In summary, the cloudigrade database in AWS RDS is the only critical data store that may need to be recovered following a disaster. All other stores are either ephemeral or transactional and do not need to be recovered.
If there is a disaster that results in the database losing any data that previously had been recorded by normal cloudigrade operations, the dev team does not have a strategy to recreate the data lost during that gap. The overwhelming majority of cloudigrade's incoming data is either ephemeral or transactional and only read once. If there is any gap, Red Hat may need to notify customers about data loss during that time.
Consequences of data loss may include but are not limited to:
- CloudAccounts may disappear from cloudigrade for sources created in sources-api.

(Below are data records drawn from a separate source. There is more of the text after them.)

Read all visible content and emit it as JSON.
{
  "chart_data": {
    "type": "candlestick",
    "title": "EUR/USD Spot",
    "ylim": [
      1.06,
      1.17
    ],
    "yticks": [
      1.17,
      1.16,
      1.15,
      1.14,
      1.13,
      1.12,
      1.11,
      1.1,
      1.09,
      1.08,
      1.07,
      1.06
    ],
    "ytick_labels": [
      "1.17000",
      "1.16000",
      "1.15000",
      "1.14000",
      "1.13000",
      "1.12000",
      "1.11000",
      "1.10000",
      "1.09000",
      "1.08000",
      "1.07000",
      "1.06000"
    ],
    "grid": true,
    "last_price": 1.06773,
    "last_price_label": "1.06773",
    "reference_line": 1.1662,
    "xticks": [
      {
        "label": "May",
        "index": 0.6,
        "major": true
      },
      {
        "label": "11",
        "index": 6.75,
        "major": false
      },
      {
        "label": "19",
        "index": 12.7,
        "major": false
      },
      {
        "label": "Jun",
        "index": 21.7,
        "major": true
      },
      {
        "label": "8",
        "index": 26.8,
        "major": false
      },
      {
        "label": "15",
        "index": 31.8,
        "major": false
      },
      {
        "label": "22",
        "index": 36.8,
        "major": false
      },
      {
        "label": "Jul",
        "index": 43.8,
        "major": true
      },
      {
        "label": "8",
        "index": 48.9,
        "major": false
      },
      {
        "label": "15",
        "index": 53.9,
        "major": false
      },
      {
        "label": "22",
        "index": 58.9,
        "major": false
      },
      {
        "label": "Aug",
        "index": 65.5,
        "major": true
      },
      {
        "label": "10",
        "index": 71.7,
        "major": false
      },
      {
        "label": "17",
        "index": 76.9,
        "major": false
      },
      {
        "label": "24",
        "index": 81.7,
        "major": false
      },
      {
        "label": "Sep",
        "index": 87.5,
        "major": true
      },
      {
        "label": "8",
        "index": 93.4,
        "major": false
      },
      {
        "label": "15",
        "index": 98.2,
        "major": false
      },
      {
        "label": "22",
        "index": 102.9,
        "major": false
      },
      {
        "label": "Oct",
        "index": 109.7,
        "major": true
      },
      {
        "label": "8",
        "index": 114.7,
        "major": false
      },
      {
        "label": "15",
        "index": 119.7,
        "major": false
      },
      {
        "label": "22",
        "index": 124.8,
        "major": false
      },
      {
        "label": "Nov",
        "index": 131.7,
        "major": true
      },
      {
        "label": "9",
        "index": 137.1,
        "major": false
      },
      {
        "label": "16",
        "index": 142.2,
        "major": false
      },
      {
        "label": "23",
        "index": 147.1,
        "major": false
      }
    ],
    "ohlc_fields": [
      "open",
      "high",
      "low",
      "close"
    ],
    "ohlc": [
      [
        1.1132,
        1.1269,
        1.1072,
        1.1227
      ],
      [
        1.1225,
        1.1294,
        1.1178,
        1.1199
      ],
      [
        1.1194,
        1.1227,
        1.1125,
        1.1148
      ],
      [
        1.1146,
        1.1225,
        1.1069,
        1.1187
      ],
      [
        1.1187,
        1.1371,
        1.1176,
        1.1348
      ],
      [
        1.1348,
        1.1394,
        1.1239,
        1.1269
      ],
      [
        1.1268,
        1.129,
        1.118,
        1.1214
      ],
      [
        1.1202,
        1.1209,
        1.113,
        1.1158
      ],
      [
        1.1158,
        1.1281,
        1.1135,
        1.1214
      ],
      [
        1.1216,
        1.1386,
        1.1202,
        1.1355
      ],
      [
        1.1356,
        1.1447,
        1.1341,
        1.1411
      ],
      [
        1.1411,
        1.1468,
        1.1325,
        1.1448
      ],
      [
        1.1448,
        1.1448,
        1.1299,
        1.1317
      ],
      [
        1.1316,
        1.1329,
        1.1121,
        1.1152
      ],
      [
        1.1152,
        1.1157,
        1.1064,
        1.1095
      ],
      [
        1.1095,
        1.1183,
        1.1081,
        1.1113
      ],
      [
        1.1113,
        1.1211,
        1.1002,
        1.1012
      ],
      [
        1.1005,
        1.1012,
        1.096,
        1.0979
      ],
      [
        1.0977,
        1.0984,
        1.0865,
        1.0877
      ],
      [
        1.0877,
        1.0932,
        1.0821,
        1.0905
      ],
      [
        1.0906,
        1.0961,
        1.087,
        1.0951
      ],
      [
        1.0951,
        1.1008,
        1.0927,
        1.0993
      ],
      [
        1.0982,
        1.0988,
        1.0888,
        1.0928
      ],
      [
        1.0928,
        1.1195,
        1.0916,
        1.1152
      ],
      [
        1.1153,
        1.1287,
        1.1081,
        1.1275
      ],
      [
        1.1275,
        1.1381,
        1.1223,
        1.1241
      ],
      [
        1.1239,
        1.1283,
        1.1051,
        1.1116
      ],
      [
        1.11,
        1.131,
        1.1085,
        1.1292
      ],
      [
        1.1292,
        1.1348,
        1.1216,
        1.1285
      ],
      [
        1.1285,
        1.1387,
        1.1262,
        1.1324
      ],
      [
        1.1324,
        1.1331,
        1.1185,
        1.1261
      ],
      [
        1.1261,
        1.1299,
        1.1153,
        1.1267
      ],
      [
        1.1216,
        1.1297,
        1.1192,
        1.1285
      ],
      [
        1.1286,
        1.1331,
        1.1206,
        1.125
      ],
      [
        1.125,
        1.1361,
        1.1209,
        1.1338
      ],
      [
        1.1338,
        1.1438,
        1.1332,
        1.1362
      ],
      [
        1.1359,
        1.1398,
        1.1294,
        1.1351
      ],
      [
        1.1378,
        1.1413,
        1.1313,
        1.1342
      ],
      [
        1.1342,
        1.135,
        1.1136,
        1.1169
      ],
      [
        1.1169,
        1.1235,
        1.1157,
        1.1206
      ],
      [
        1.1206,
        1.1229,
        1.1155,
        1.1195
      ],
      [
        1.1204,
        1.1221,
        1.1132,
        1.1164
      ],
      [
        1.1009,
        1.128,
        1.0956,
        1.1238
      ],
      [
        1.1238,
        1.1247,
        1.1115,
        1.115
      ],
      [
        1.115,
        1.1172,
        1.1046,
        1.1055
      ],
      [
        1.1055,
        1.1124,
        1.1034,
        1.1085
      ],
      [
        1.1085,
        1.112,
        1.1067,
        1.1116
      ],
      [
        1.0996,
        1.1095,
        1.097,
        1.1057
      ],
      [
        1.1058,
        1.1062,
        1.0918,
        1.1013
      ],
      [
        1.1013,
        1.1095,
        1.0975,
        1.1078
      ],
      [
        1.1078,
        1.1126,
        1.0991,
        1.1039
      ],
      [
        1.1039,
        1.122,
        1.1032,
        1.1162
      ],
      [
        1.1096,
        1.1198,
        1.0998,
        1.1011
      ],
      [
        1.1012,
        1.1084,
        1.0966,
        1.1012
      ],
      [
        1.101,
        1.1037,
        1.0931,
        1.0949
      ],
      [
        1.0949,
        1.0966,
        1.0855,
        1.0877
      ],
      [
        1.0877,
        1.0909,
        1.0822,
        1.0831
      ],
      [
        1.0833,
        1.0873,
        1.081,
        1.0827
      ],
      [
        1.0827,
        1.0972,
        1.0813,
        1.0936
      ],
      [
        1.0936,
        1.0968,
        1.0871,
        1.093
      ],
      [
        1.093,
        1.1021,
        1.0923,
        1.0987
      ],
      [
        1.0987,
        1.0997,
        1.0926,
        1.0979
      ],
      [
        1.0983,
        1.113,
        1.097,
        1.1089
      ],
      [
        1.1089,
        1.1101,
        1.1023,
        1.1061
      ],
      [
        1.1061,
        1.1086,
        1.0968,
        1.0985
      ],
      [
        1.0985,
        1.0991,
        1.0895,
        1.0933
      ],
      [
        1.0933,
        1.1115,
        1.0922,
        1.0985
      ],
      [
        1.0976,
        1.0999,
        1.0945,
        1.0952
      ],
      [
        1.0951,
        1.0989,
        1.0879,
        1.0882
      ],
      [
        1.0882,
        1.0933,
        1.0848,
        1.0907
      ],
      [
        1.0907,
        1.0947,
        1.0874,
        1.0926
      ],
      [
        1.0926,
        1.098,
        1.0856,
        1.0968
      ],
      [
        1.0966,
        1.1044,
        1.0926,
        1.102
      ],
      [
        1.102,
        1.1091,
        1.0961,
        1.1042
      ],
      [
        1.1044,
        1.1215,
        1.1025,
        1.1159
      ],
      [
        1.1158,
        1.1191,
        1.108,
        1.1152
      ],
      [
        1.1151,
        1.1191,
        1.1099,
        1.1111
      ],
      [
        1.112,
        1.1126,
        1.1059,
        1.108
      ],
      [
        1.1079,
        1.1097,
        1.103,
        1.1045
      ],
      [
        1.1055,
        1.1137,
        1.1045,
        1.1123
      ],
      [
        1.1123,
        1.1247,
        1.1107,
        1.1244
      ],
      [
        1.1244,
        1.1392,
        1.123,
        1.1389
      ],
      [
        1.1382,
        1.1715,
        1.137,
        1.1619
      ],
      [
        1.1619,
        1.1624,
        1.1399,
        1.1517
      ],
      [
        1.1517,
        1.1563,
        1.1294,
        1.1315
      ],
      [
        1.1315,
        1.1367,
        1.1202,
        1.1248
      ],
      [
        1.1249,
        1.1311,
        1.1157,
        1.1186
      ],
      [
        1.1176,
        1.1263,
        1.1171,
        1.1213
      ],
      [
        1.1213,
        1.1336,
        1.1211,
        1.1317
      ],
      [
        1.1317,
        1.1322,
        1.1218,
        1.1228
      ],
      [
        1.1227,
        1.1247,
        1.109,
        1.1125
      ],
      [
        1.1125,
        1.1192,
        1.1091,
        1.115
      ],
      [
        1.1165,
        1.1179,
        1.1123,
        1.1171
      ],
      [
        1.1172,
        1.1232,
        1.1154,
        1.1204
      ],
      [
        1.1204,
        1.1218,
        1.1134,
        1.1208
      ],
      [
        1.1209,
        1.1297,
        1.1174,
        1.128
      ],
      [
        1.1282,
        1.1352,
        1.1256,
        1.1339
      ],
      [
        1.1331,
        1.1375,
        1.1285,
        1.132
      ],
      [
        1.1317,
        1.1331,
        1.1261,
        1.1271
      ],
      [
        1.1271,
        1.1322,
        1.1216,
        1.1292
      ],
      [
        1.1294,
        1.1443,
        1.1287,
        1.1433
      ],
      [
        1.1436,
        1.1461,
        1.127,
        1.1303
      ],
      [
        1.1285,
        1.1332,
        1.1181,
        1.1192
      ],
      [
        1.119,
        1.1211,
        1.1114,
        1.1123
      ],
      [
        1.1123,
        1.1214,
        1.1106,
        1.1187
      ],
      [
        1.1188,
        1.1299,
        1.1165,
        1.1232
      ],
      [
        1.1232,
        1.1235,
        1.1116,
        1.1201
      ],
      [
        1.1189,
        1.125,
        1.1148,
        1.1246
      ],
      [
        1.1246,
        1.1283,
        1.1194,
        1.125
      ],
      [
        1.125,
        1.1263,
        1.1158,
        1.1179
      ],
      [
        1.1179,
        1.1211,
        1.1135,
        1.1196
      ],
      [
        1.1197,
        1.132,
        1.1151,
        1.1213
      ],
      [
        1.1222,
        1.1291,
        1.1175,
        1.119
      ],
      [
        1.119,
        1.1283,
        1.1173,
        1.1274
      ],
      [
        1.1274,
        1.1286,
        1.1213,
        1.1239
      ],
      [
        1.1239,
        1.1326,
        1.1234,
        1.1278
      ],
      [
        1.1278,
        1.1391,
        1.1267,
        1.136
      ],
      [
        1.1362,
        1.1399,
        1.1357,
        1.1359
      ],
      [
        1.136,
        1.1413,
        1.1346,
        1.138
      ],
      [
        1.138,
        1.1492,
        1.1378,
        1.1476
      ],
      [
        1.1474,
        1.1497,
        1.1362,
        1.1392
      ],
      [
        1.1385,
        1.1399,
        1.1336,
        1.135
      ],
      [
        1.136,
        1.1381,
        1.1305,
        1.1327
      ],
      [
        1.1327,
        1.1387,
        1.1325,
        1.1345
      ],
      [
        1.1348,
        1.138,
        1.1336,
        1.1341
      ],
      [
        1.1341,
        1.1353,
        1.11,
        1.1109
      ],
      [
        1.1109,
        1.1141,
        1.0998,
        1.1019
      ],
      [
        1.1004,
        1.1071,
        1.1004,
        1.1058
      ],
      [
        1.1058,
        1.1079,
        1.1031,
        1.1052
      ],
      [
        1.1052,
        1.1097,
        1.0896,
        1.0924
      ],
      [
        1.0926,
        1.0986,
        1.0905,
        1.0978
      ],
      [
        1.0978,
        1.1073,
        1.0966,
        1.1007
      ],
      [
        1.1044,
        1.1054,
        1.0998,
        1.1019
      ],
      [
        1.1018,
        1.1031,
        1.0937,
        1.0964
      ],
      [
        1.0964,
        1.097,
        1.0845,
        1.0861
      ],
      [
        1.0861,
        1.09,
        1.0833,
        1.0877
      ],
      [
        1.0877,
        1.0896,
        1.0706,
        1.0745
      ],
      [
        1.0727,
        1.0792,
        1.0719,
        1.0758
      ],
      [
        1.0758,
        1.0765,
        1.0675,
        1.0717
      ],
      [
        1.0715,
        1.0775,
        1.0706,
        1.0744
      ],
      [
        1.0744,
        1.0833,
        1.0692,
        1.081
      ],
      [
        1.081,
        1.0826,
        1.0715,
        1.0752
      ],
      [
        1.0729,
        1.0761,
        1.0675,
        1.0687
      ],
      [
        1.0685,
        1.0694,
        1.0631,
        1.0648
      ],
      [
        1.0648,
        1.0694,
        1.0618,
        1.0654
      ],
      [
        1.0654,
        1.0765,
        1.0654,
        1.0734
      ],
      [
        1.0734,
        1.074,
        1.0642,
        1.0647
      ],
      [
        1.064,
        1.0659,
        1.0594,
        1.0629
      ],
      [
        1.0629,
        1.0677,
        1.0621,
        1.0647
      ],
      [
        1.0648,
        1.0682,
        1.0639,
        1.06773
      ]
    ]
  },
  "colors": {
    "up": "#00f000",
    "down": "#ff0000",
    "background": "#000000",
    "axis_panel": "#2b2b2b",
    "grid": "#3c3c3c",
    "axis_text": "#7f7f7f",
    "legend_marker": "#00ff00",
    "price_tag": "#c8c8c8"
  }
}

- CloudAccounts may continue to be active in cloudigrade for sources paused or destroyed in sources-api. cloudigrade's periodic account cleanup jobs should stop these within 24 hours.
- CloudAccounts may be disabled in cloudigrade for sources that were unpaused in sources-api. Normal activity should resume within a few hours as a result of sources-api's periodic availability checks.
- Recorded customer activity from AWS or Azure that notified and was processed by cloudigrade may disappear.
- Recorded customer image inspections may disappear, and they may not be able to inspect again if enough time has elapsed that the original image is no longer available.
- Calculated daily concurrent usage may be inaccurate for the date(s) of the data loss.
cloudigrade does not retain or report any personally identifying information (PII) or critical financial records. Losing data in cloudigrade due to a disaster only noticeably affects the displayed RHEL usage data in Subscription Watch graphs and tables on console.redhat.com. The graphs and tables might show zero or smaller-than-actual numbers for public cloud RHEL use during the period when data was lost. Reported usage before and after the loss period should be accurate.